KPI or Key Performance Indicator is a parameter necessary in the work of every marketing specialist. It shows how effective is the work of a given specialist, and often the entire team. A modern approach to marketing should assume that a single marketing manager or a specialist is not responsible for meeting the KPI’s requirements. It’s the responsibility of the entire team.
In a short perspective, KPI helps to establish if the strategy you took is working. It can be an online strategy, sales strategy, page views, or even the relations of the sales volume to product availability. In fact, everything is measurable, you can pick anything and put it under a microscope. The most important thing is not to go overboard. KPI should shine a light on what is the most important – the company’s mission and vision.
In the long run, KPI is nothing more than short-term market feedback about how current actions benefit the long-term company’s vision. If there’s a rift between a long-term strategy and what are the short-term goals and how are they obtained, a client or a business partner will see it and will often break the relation with such an organization. He will not buy it.
Usually, it’s not a conscious decision, since the client, unless his heavily emotionally involved with the brand, doesn’t know the goals. What he sees is a discrepancy between declared value for the client, and what is happening. This can have an impact on very practical, day-to-day operations. KPI can and will drop radically.
Here are a few real examples of often-used KPIs:
- Increased web traffic by 15%
- Decreased number of abandoned shopping carts by 20%
- The increased average value of an order by 10%
- Increased webpage browsing time by 20%
- Increased number of business inquiries by 30%
- The average cost of a lead coming from a webpage
- A number of a newsletter signups
- A number of newsletter signing outs
How you can establish KPIs?
Don’t put barriers in front of yourself in this first phase, don’t limit yourself. It’s about putting on paper everything that comes to mind. It’s about having a complete view of the situation and different perspectives. It would be best if every single person on the team has prepared some KPIs.
In the second phase, you should limit yourself. A measurement of the wide spectrum of KPIs doesn’t make sense. Key performance indicators are here to help you and your team, so taking all of them into consideration would be absurd. When you’re finished with the brainstorming, advance to the selection phase. Pick and choose these KPIs that reflect your challenges and goals. Again – it would be best if every person on the team would describe your challenges and goals from a slightly different perspective. That way the KPIs will complement each other.
Key performance indicators are usually built this way:
- You take into account the goals and actions of a certain department in the company
- You take into account the specified fields and activities of this department
- You consider specific projects
- Or marketing campaigns
- Or even single challenges, based on what has been mentioned above
In bigger and more complicated organizations, the problem can lie in the size alone. If your company has few branches on several continents, has a big and complicated webpage, offers a lot of products, then a simple „increased sales volume by 20% in the next quarter” is not going to cut it. What does it mean „increased sales volume” anyway? In what department, in what product category, from which customer’s journey? Before the promotion of after? In the online store or physical retail? Questions, questions… The only way you can measure the results and generate sane recommendations for the future strategy is the implementation of precisely defined goals.

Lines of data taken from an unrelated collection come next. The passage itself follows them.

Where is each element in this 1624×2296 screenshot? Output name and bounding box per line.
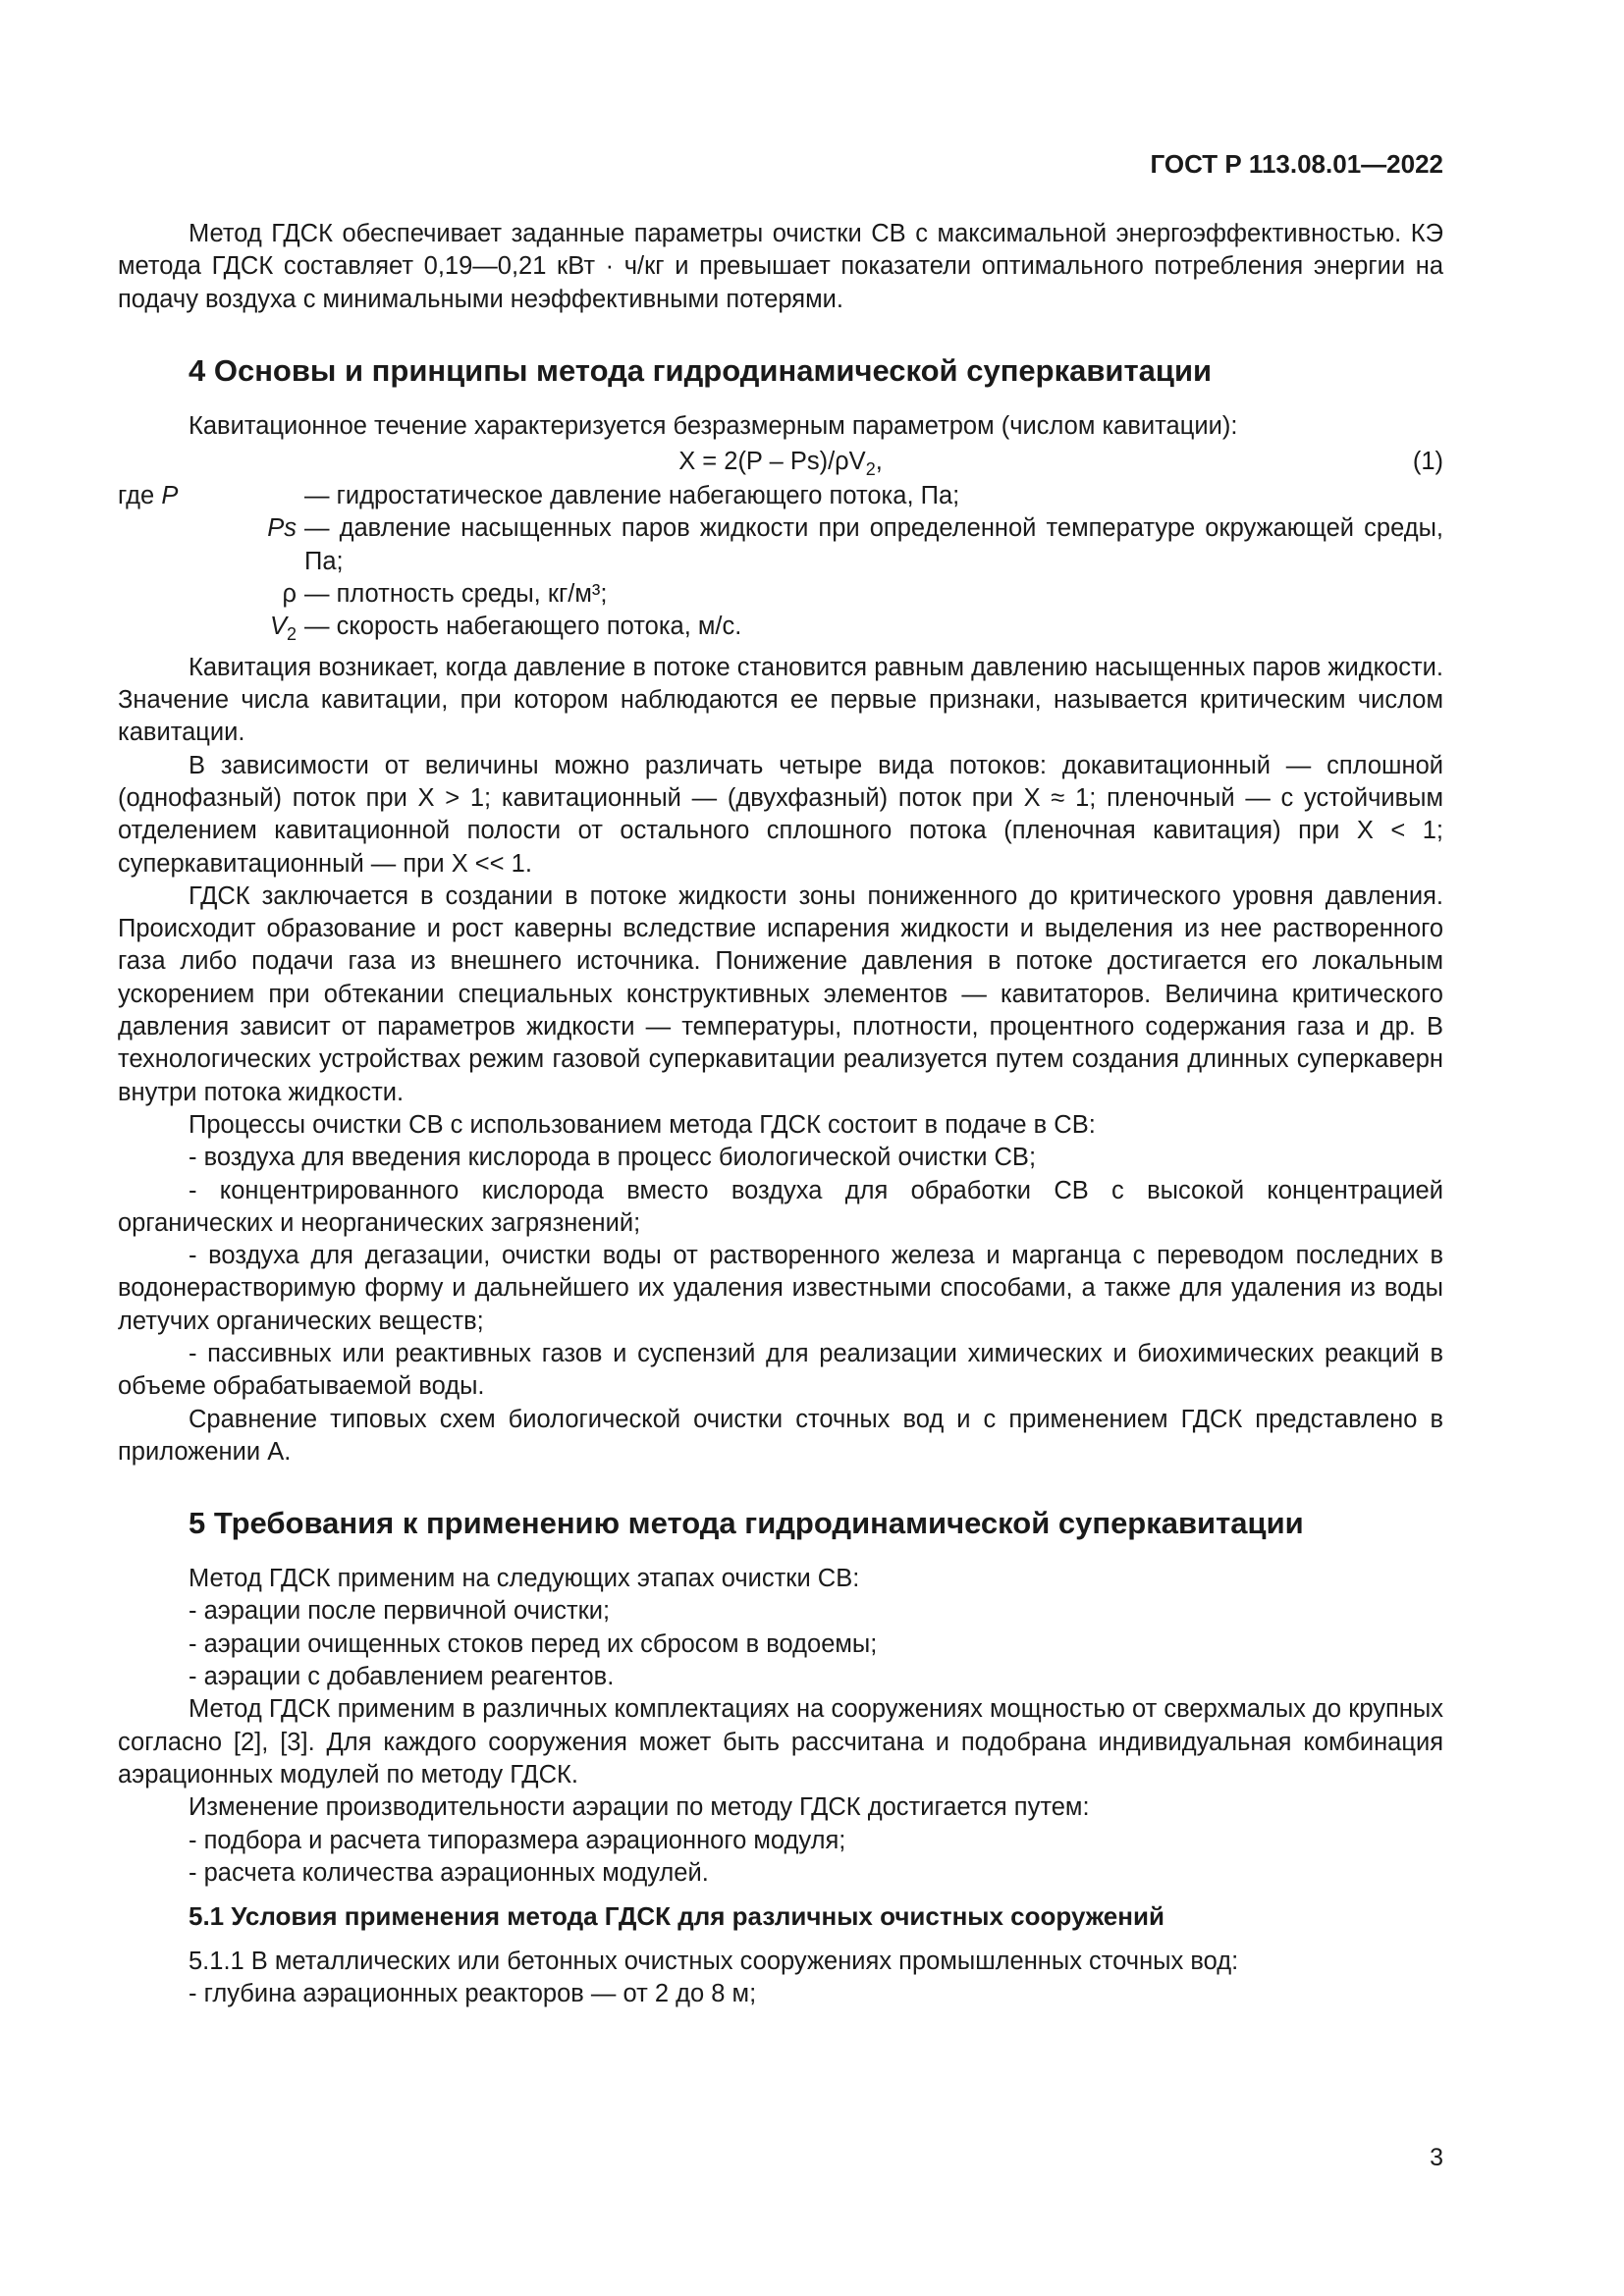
- page-body: [118, 147, 1443, 2011]
- subsection-5-1-title: 5.1 Условия применения метода ГДСК для различных очистных сооружений: [189, 1901, 1164, 1932]
- list-item: - глубина аэрационных реакторов — от 2 до 8 м;: [189, 1980, 757, 2008]
- list-item: - аэрации очищенных стоков перед их сбросом в водоемы;: [189, 1629, 878, 1658]
- page-number: 3: [1430, 2144, 1443, 2171]
- list-item: - пассивных или реактивных газов и суспензий для реализации химических и биохимических реакций в объеме обрабатываемой воды.: [118, 1340, 1443, 1401]
- where-sym: ρ: [282, 580, 297, 609]
- where-row-rho: [118, 578, 1443, 611]
- where-sym: Ps: [267, 514, 297, 543]
- paragraph: Процессы очистки СВ с использованием метода ГДСК состоит в подаче в СВ:: [189, 1110, 1096, 1139]
- list-item: - расчета количества аэрационных модулей.: [189, 1858, 709, 1887]
- list-item: - подбора и расчета типоразмера аэрационного модуля;: [189, 1826, 846, 1854]
- paragraph: Сравнение типовых схем биологической очистки сточных вод и с применением ГДСК представлено в приложении А.: [118, 1405, 1443, 1466]
- paragraph: Метод ГДСК применим в различных комплектациях на сооружениях мощностью от сверхмалых до крупных согласно [2], [3]. Для каждого сооружения может быть рассчитана и подобрана индивидуальная комбинация аэрационных модулей по методу ГДСК.: [118, 1695, 1443, 1789]
- formula-text: X = 2(P – Ps)/ρV: [678, 448, 866, 476]
- where-sub: 2: [286, 624, 297, 645]
- list-item: - аэрации после первичной очистки;: [189, 1597, 611, 1626]
- list-item: - концентрированного кислорода вместо воздуха для обработки СВ с высокой концентрацией органических и неорганических загрязнений;: [118, 1176, 1443, 1237]
- where-row-v2: [118, 611, 1443, 651]
- paragraph: 5.1.1 В металлических или бетонных очистных сооружениях промышленных сточных вод:: [189, 1948, 1239, 1976]
- list-item: - воздуха для дегазации, очистки воды от растворенного железа и марганца с переводом последних в водонерастворимую форму и дальнейшего их удаления известными способами, а также для удаления из воды летучих органических веществ;: [118, 1242, 1443, 1335]
- where-text: — скорость набегающего потока, м/с.: [304, 613, 742, 641]
- where-sym: P: [161, 482, 179, 510]
- formula-number: (1): [1412, 448, 1443, 476]
- paragraph: В зависимости от величины можно различать четыре вида потоков: докавитационный — сплошной (однофазный) поток при X > 1; кавитационный — (двухфазный) поток при X ≈ 1; пленочный — с устойчивым отделением кавитационной полости от остального сплошного потока (пленочная кавитация) при X < 1; суперкавитационный — при X << 1.: [118, 751, 1443, 878]
- where-text: — гидростатическое давление набегающего потока, Па;: [304, 482, 960, 510]
- section-4-lead: Кавитационное течение характеризуется безразмерным параметром (числом кавитации):: [189, 411, 1238, 440]
- formula-sub: 2: [865, 459, 876, 480]
- formula-tail: ,: [875, 448, 883, 476]
- paragraph: Метод ГДСК применим на следующих этапах очистки СВ:: [189, 1565, 860, 1593]
- where-row-ps: [118, 512, 1443, 578]
- where-sym: V: [269, 613, 287, 641]
- where-row-p: [118, 480, 1443, 512]
- where-text: — давление насыщенных паров жидкости при определенной температуре окружающей среды, Па;: [304, 514, 1443, 575]
- list-item: - аэрации с добавлением реагентов.: [189, 1663, 615, 1691]
- intro-paragraph: Метод ГДСК обеспечивает заданные параметры очистки СВ с максимальной энергоэффективностью. КЭ метода ГДСК составляет 0,19—0,21 кВт · ч/кг и превышает показатели оптимального потребления энергии на подачу воздуха с минимальными неэффективными потерями.: [118, 220, 1443, 313]
- section-4-title: 4 Основы и принципы метода гидродинамической суперкавитации: [189, 352, 1213, 388]
- standard-header: ГОСТ Р 113.08.01—2022: [1150, 149, 1443, 179]
- paragraph: Кавитация возникает, когда давление в потоке становится равным давлению насыщенных паров жидкости. Значение числа кавитации, при котором наблюдаются ее первые признаки, называется критическим числом кавитации.: [118, 653, 1443, 747]
- paragraph: ГДСК заключается в создании в потоке жидкости зоны пониженного до критического уровня давления. Происходит образование и рост каверны вследствие испарения жидкости и выделения из нее растворенного газа либо подачи газа из внешнего источника. Понижение давления в потоке достигается его локальным ускорением при обтекании специальных конструктивных элементов — кавитаторов. Величина критического давления зависит от параметров жидкости — температуры, плотности, процентного содержания газа и др. В технологических устройствах режим газовой суперкавитации реализуется путем создания длинных суперкаверн внутри потока жидкости.: [118, 881, 1443, 1106]
- paragraph: Изменение производительности аэрации по методу ГДСК достигается путем:: [189, 1793, 1090, 1822]
- formula-1: [118, 443, 1443, 480]
- where-text: — плотность среды, кг/м³;: [304, 580, 608, 609]
- where-word: где: [118, 482, 155, 510]
- section-5-title: 5 Требования к применению метода гидродинамической суперкавитации: [189, 1506, 1304, 1541]
- list-item: - воздуха для введения кислорода в процесс биологической очистки СВ;: [189, 1144, 1037, 1172]
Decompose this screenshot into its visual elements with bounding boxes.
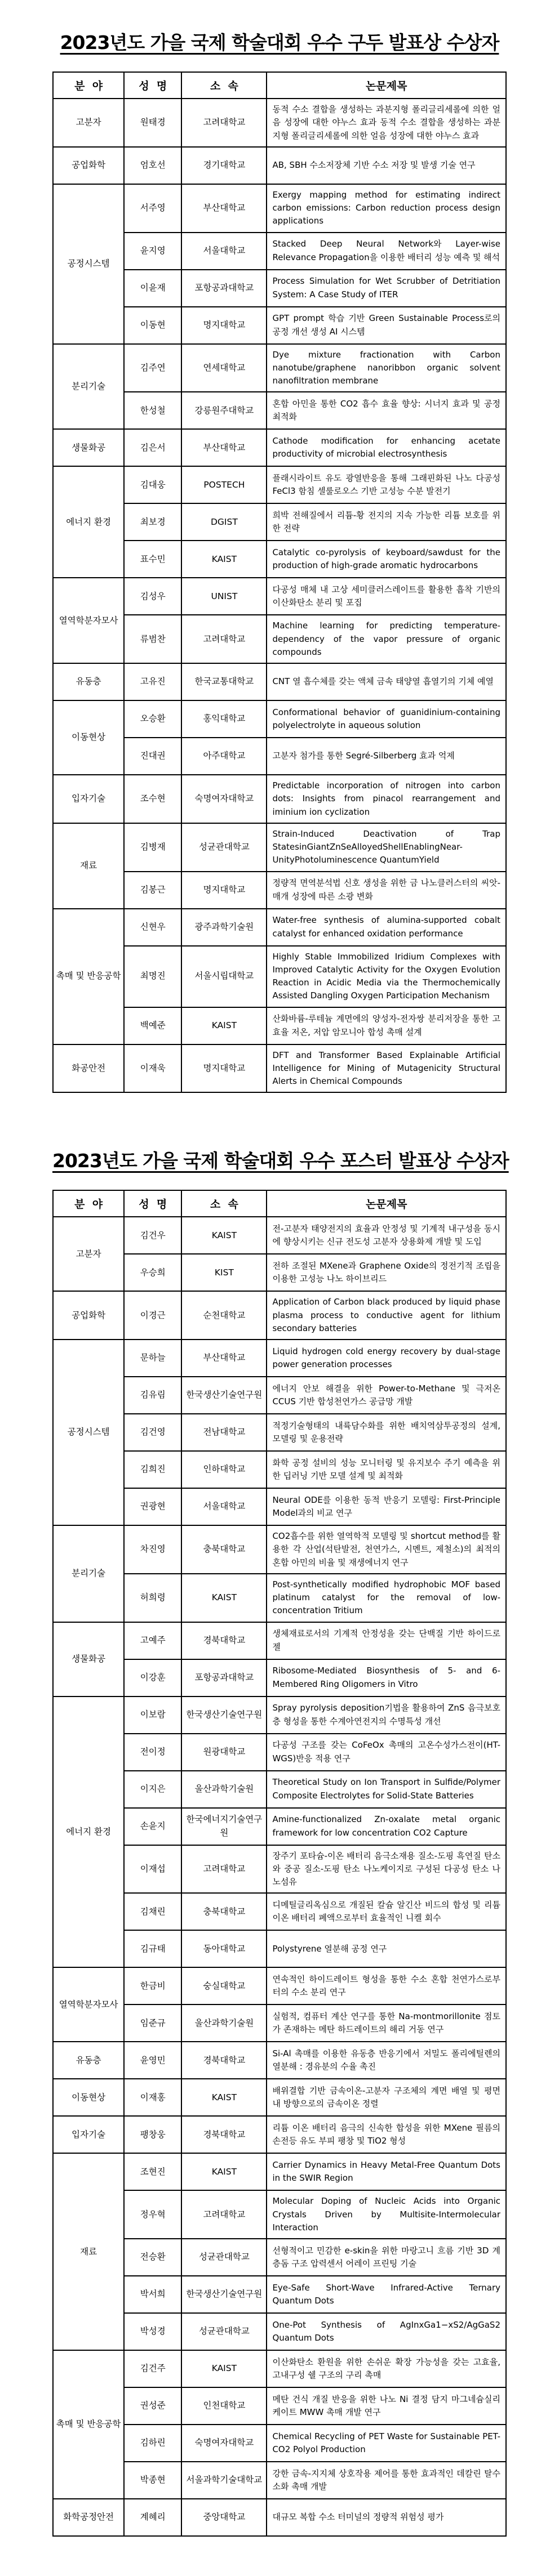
table-row (53, 2079, 506, 2116)
category-cell: 이동현상 (53, 2079, 124, 2116)
category-cell: 촉매 및 반응공학 (53, 909, 124, 1044)
affiliation-cell: 명지대학교 (181, 307, 267, 344)
header-field: 분 야 (53, 1190, 124, 1217)
table-row (53, 2153, 506, 2190)
name-cell: 서주영 (124, 184, 181, 233)
name-cell: 임준규 (124, 2004, 181, 2042)
paper-title-cell: 혼합 아민을 통한 CO2 흡수 효율 향상: 시너지 효과 및 공정 최적화 (267, 392, 506, 429)
paper-title-cell: 다공성 구조를 갖는 CoFeOx 촉매의 고온수성가스전이(HT-WGS)반응 적용 연구 (267, 1734, 506, 1771)
affiliation-cell: 서울대학교 (181, 233, 267, 270)
affiliation-cell: 한국교통대학교 (181, 663, 267, 700)
paper-title-cell: 전-고분자 태양전지의 효율과 안정성 및 기계적 내구성을 동시에 향상시키는 신규 전도성 고분자 상용화제 개발 및 도입 (267, 1217, 506, 1254)
name-cell: 이재홍 (124, 2079, 181, 2116)
name-cell: 이경근 (124, 1291, 181, 1340)
name-cell: 김은서 (124, 429, 181, 466)
category-cell: 고분자 (53, 99, 124, 147)
paper-title-cell: 동적 수소 결합을 생성하는 과분지형 폴리글리세롤에 의한 얼음 성장에 대한 야누스 효과 동적 수소 결합을 생성하는 과분지형 폴리글리세롤에 의한 얼음 성장에 대한 야누스 효과 (267, 99, 506, 147)
name-cell: 박종현 (124, 2462, 181, 2499)
name-cell: 이재욱 (124, 1044, 181, 1093)
table2-body (53, 1217, 506, 2536)
category-cell: 공업화학 (53, 147, 124, 184)
affiliation-cell: 고려대학교 (181, 2190, 267, 2239)
name-cell: 신현우 (124, 909, 181, 946)
affiliation-cell: 숙명여자대학교 (181, 775, 267, 823)
table-row (53, 1291, 506, 1340)
paper-title-cell: 적정기술형태의 내륙담수화를 위한 배치역삼투공정의 설계, 모델링 및 운용전략 (267, 1414, 506, 1451)
paper-title-cell: 배위결합 기반 금속이온-고분자 구조체의 계면 배열 및 평면 내 방향으로의 금속이온 정렬 (267, 2079, 506, 2116)
paper-title-cell: 강한 금속-지지체 상호작용 제어를 통한 효과적인 데칼린 탈수소화 촉매 개발 (267, 2462, 506, 2499)
affiliation-cell: 부산대학교 (181, 429, 267, 466)
name-cell: 김규태 (124, 1930, 181, 1967)
category-cell: 유동층 (53, 2042, 124, 2079)
table-row (53, 2116, 506, 2153)
table-row (53, 147, 506, 184)
affiliation-cell: 인하대학교 (181, 1451, 267, 1488)
table-row (53, 578, 506, 615)
name-cell: 권광현 (124, 1488, 181, 1525)
name-cell: 전이정 (124, 1734, 181, 1771)
paper-title-cell: 전하 조절된 MXene과 Graphene Oxide의 정전기적 조립을 이용한 고성능 나노 하이브리드 (267, 1254, 506, 1291)
table-row (53, 2499, 506, 2536)
name-cell: 김유림 (124, 1377, 181, 1414)
paper-title-cell: 플래시라이트 유도 광열반응을 통해 그래핀화된 나노 다공성 FeCl3 함침 셀룰로오스 기반 고성능 수분 발전기 (267, 466, 506, 503)
paper-title-cell: Catalytic co-pyrolysis of keyboard/sawdust for the production of high-grade aromatic hydrocarbons (267, 541, 506, 578)
paper-title-cell: Amine-functionalized Zn-oxalate metal organic framework for low concentration CO2 Capture (267, 1808, 506, 1845)
oral-award-table (52, 72, 507, 1093)
affiliation-cell: 홍익대학교 (181, 700, 267, 738)
table-row (53, 2042, 506, 2079)
name-cell: 손윤지 (124, 1808, 181, 1845)
affiliation-cell: 성균관대학교 (181, 2313, 267, 2350)
table-row (53, 823, 506, 872)
affiliation-cell: 원광대학교 (181, 1734, 267, 1771)
category-cell: 재료 (53, 2153, 124, 2350)
paper-title-cell: Carrier Dynamics in Heavy Metal-Free Quantum Dots in the SWIR Region (267, 2153, 506, 2190)
affiliation-cell: KAIST (181, 1217, 267, 1254)
category-cell: 공업화학 (53, 1291, 124, 1340)
table-row (53, 1967, 506, 2004)
paper-title-cell: Water-free synthesis of alumina-supported cobalt catalyst for enhanced oxidation performance (267, 909, 506, 946)
table-row (53, 1044, 506, 1093)
affiliation-cell: 순천대학교 (181, 1291, 267, 1340)
name-cell: 이보람 (124, 1697, 181, 1734)
name-cell: 고유진 (124, 663, 181, 700)
paper-title-cell: 산화바륨-루테늄 계면에의 양성자-전자쌍 분리저장을 통한 고효율 저온, 저압 암모니아 합성 촉매 설계 (267, 1007, 506, 1044)
header-name: 성 명 (124, 72, 181, 99)
affiliation-cell: 중앙대학교 (181, 2499, 267, 2536)
affiliation-cell: 동아대학교 (181, 1930, 267, 1967)
paper-title-cell: 희박 전해질에서 리튬-황 전지의 지속 가능한 리튬 보호를 위한 전략 (267, 503, 506, 541)
paper-title-cell: Cathode modification for enhancing acetate productivity of microbial electrosynthesis (267, 429, 506, 466)
table-row (53, 184, 506, 233)
table-row (53, 1217, 506, 1254)
affiliation-cell: 강릉원주대학교 (181, 392, 267, 429)
paper-title-cell: Process Simulation for Wet Scrubber of Detritiation System: A Case Study of ITER (267, 270, 506, 307)
name-cell: 우승희 (124, 1254, 181, 1291)
affiliation-cell: 한국생산기술연구원 (181, 2276, 267, 2313)
paper-title-cell: Theoretical Study on Ion Transport in Sulfide/Polymer Composite Electrolytes for Solid-State Batteries (267, 1771, 506, 1808)
paper-title-cell: 고분자 첨가를 통한 Segré-Silberberg 효과 억제 (267, 738, 506, 775)
name-cell: 김봉근 (124, 872, 181, 909)
affiliation-cell: 서울대학교 (181, 1488, 267, 1525)
affiliation-cell: 명지대학교 (181, 872, 267, 909)
oral-award-title: 2023년도 가을 국제 학술대회 우수 구두 발표상 수상자 (60, 32, 499, 53)
affiliation-cell: 경북대학교 (181, 1622, 267, 1659)
affiliation-cell: 한국생산기술연구원 (181, 1697, 267, 1734)
category-cell: 화공안전 (53, 1044, 124, 1093)
affiliation-cell: KIST (181, 1254, 267, 1291)
name-cell: 윤영민 (124, 2042, 181, 2079)
category-cell: 열역학분자모사 (53, 578, 124, 663)
name-cell: 김채린 (124, 1893, 181, 1930)
paper-title-cell: Strain-Induced Deactivation of Trap StatesinGiantZnSeAlloyedShellEnablingNear-UnityPhotoluminescence QuantumYield (267, 823, 506, 872)
category-cell: 재료 (53, 823, 124, 909)
name-cell: 엄호선 (124, 147, 181, 184)
table-row (53, 429, 506, 466)
header-field: 분 야 (53, 72, 124, 99)
name-cell: 박서희 (124, 2276, 181, 2313)
category-cell: 생물화공 (53, 429, 124, 466)
paper-title-cell: Post-synthetically modified hydrophobic MOF based platinum catalyst for the removal of low-concentration Tritium (267, 1574, 506, 1622)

Why KPIs are important and why you need them?
KPIs are important not only for short-term and long-term strategies. They shine a light on challenges and let you understand them. They also show how effective the single department is and how effective an employee can be. But that’s not all.
Key performance indicators are necessary for managers. They let them evaluate the work of the department and the entire company as well. The picture of the company seen by people „in trenches” is very important for the entire organization. The bird’s eye view is also necessary. The only way to run an effective organization is to combine both of these views. They will tell you what actions to take next and how they should be designed.